Publication year - 2017
Publication title -
febs letters
Language(s) - English
Resource type - Journals
SCImago Journal Rank - 1.593
H-Index - 257
eISSN - 1873-3468
pISSN - 0014-5793
DOI - 10.1002/1873-3468.12520
Subject(s) - histidine , glycoprotein , chemistry , divalent , biochemistry , divalent metal , metal , amino acid , organic chemistry
The serum protein histidine‐rich glycoprotein ( HRG ) has been implicated in tissue injury and tumour growth. Several HRG functions are regulated by the divalent metal Zn 2+ , including ligand binding and proteolytic processing that releases active HRG fragments.

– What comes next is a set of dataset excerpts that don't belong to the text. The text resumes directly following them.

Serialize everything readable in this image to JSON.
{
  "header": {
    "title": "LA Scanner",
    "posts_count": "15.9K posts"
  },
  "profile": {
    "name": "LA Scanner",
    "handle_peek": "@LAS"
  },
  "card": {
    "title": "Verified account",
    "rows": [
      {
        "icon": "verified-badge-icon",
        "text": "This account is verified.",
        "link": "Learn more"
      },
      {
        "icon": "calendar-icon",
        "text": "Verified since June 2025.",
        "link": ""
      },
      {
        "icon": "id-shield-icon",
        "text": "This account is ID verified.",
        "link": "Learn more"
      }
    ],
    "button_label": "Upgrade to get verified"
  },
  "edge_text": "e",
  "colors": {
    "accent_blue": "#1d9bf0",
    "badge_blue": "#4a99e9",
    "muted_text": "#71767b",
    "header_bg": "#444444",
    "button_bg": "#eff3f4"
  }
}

Although HRG can bind divalent metals other than Zn 2+ , the impact of these divalent metals on the biophysical properties of HRG remains poorly understood. We now show that HRG binds Zn 2+ , Ni 2+ , Cu 2+ and Co 2+ with micromolar affinities, but differing stoichiometries, and regulate the release of specific HRG fragments during proteolysis. Furthermore, HRG binding to Zn 2+ promotes HRG dimer formation in a Zn 2+ ‐concentration‐ and pH‐dependent manner. Our data highlight the complex divalent metal‐dependent regulatory mechanisms that govern HRG function.